When I first started writing about credit unions, lo' these many years ago, there were a number of things that shocked me, not the least of which was a fire-and-brimstonesque speech by then NCUA Chairman Norman D'Amours about the evils of competition (sometimes called "coopetition") among credit unions.
Another big shocker: credit union CEOs not only took my calls but sometimes even answered their own phones. Having come from reporting on investor-owned utilities and the deregulation of the electric power industry, and mainstream press before that, I was far more used to people running the other way when I tried to talk with them and getting stonewalled by PR flaks.
But perhaps the biggest surprise of them all was that once I got these CEOs on the phone, not only would they tell me all about some strategic plan they were implementing — they'd even offer to send me copies of their data.

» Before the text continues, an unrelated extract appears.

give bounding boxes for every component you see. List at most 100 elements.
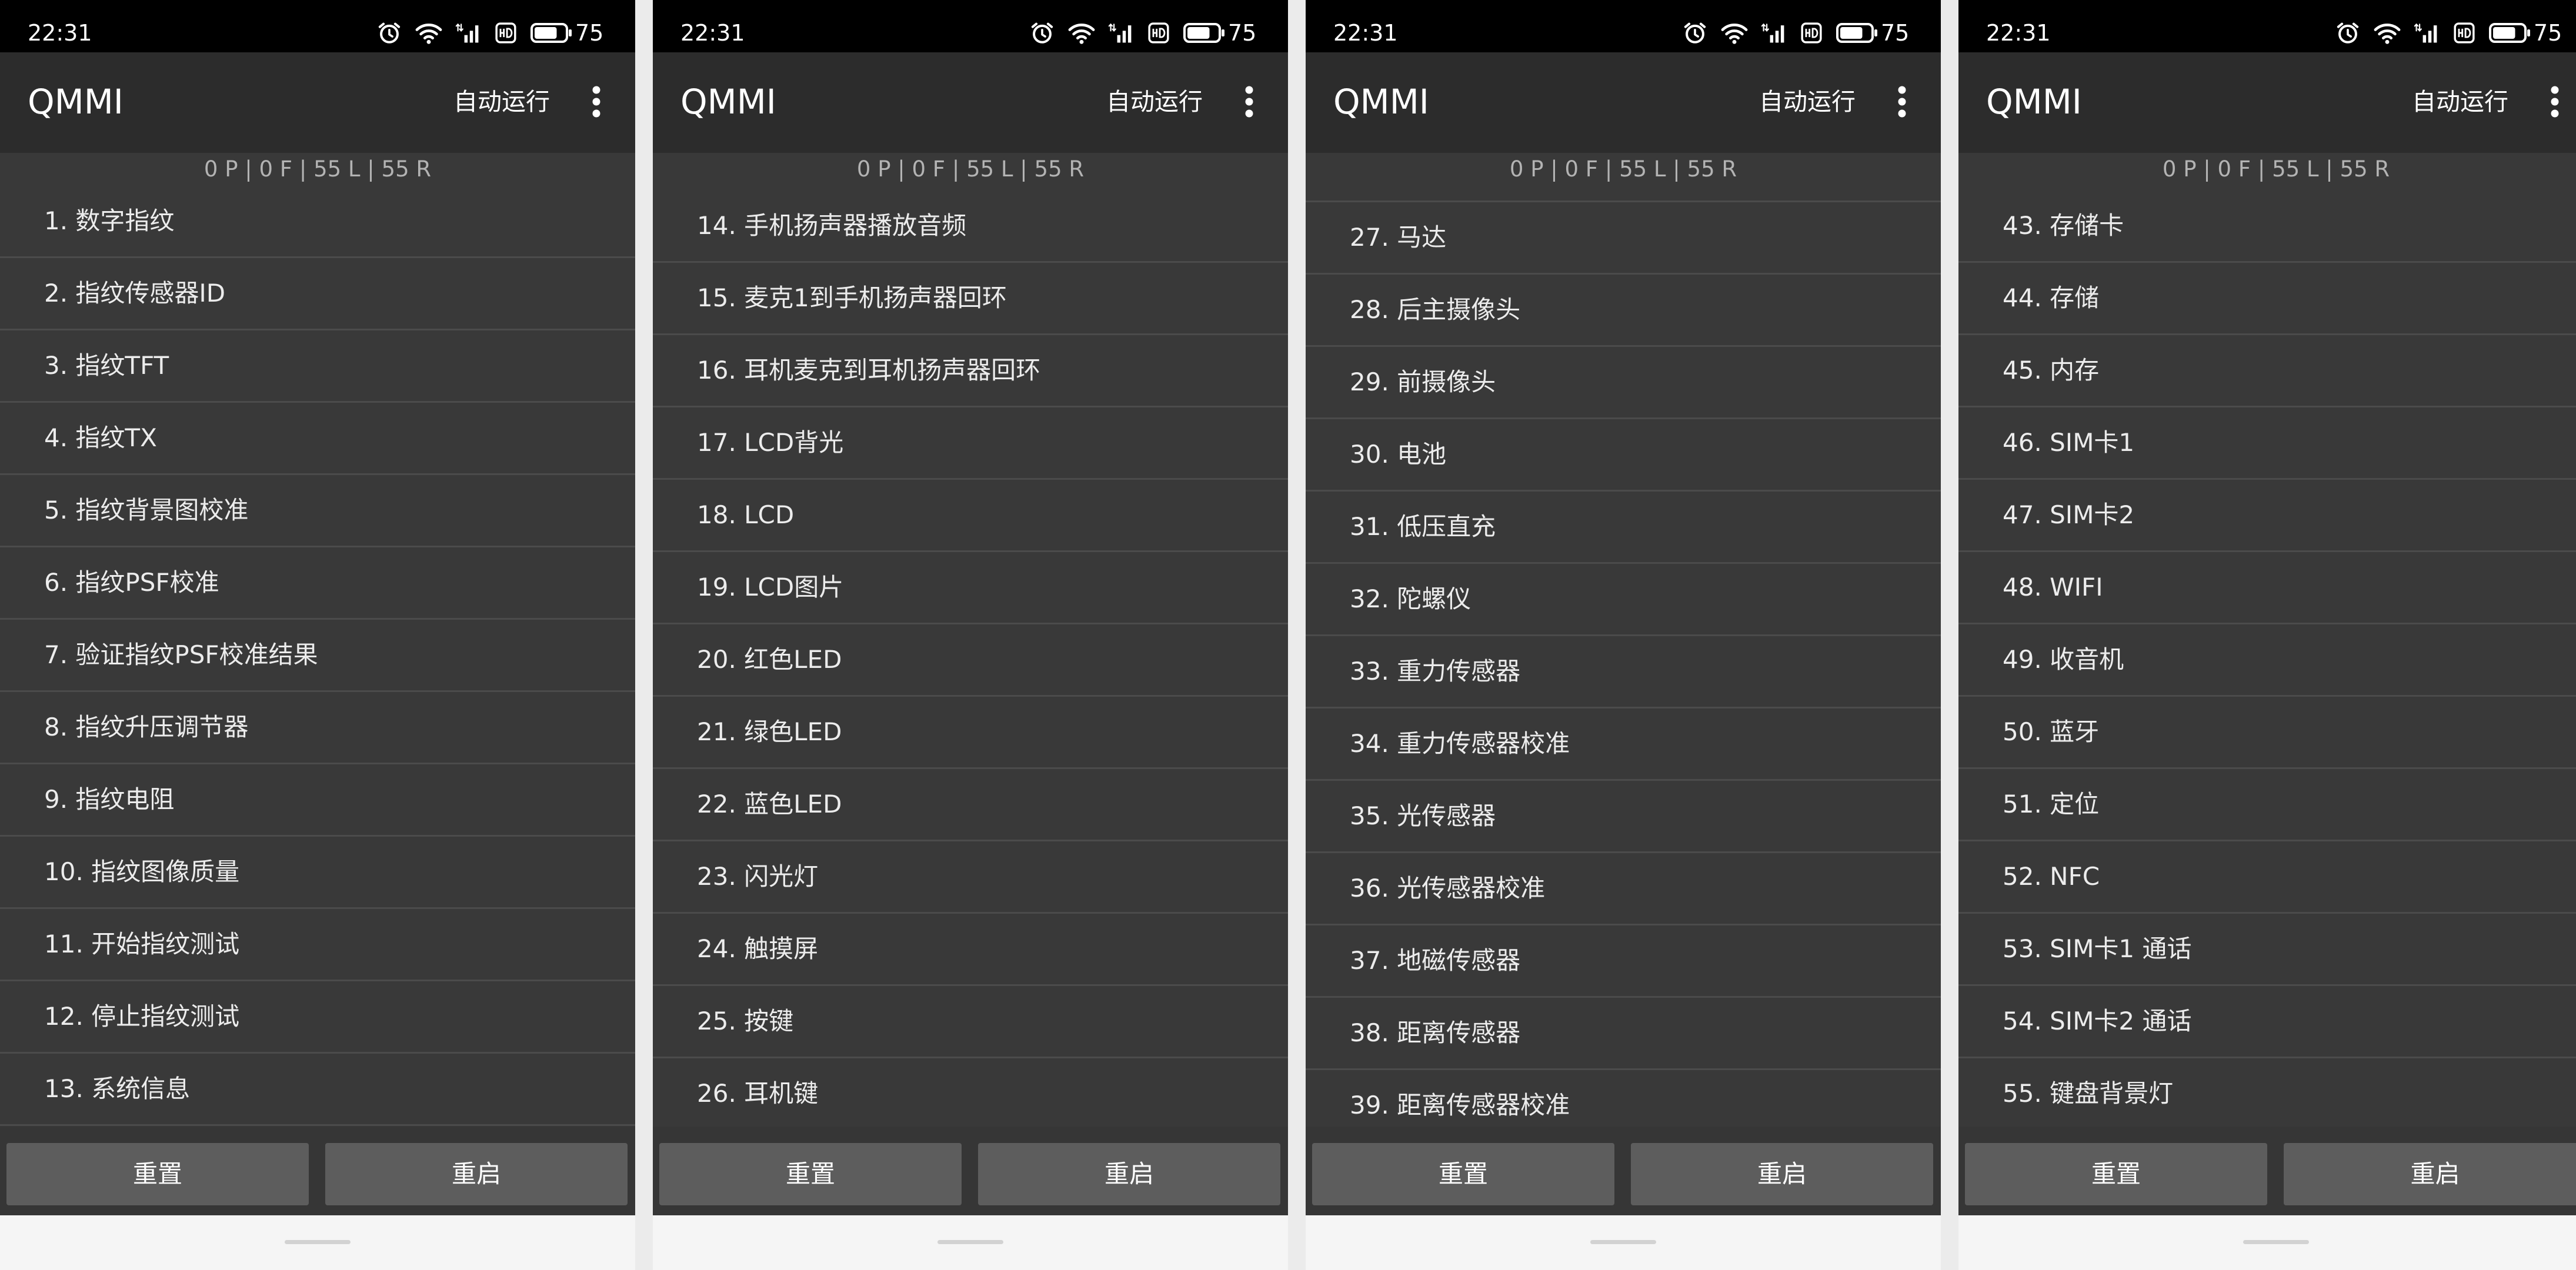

I remember thinking, "why on earth would they do that?" But now, of course, I know. They do that because this isn't merely an industry, it's a cooperative movement. Which takes us back to that fire-and-brimstonesque speech by D'Amours.
He was preaching the evils of allowing more and more overlapping fields of membership, saying that the advent of such competition would leach the cooperative spirit right out of the movement. And I'm not going to tell you that this hasn't happened at all — over the years, I have found pockets of particularly competitive credit unions that don't want to share their secrets of success because they happen to be in an area rife with institutions with significant FOM overlap — but it hasn't happened on the wide scale that D'Amours foretold.
And a perfect example of that is CU Journal's Best Practices Awards, aimed not only at recognizing innovative approaches being implemented at credit unions across the country, but also at providing the "lessons learned" so that other CUs can adapt these award-winning initiatives themselves.
This week we finish up our Best Practices Awards with a cornucopia of great ideas that CUs were only too happy to share with others, including:
- How United FCU contracted with a concierge service to help take care of employees' personal business so they could stay focused on credit union business
- Why Vital CU committed to changing its corporate culture. Hint: resulting 25% loan growth after previously having negative loan growth
- How Logix CU automated 70% of its data processing, allowing it to do more with less
- How Mission City FCU made a mission out of turning the aftermath of the Great Recession into an even greater opportunity resulting in a booming loan portfolio
- Why Cabrillo CU turned to e-signatures not only to decrease the cost of shuffling paper but also to ensure employees can spend more time serving members
- How Mountain America CU solved its connectivity issues in-house, delighting its members along the way
- What drove a 34% increase in online banking usage and caused Fingerlakes FCU's mobile growth to skyrocket by more than 128%
- Why Securityplus FCU didn't just rebrand, it redefined what living up to that brand means for employees when they're serving members
- How Missouri CU Association used intelligence gathered through polling to develop a more effective awareness campaign
- How a core conversion at Northwest FCU led to a discovery that allowed the CU to increase usage of online mortgages by 50%
- And in a perfect example of the cooperative spirit, Gold Coast CU and PBC CU are sharing award for sharing a mortgage loan officer, despite being in almost direct competition with one another
These days, I'm no longer surprised when credit unions are perfectly happy to share the secrets of their success with other credit unions. What's more shocking to me is when credit unions don't take advantage of it when they do.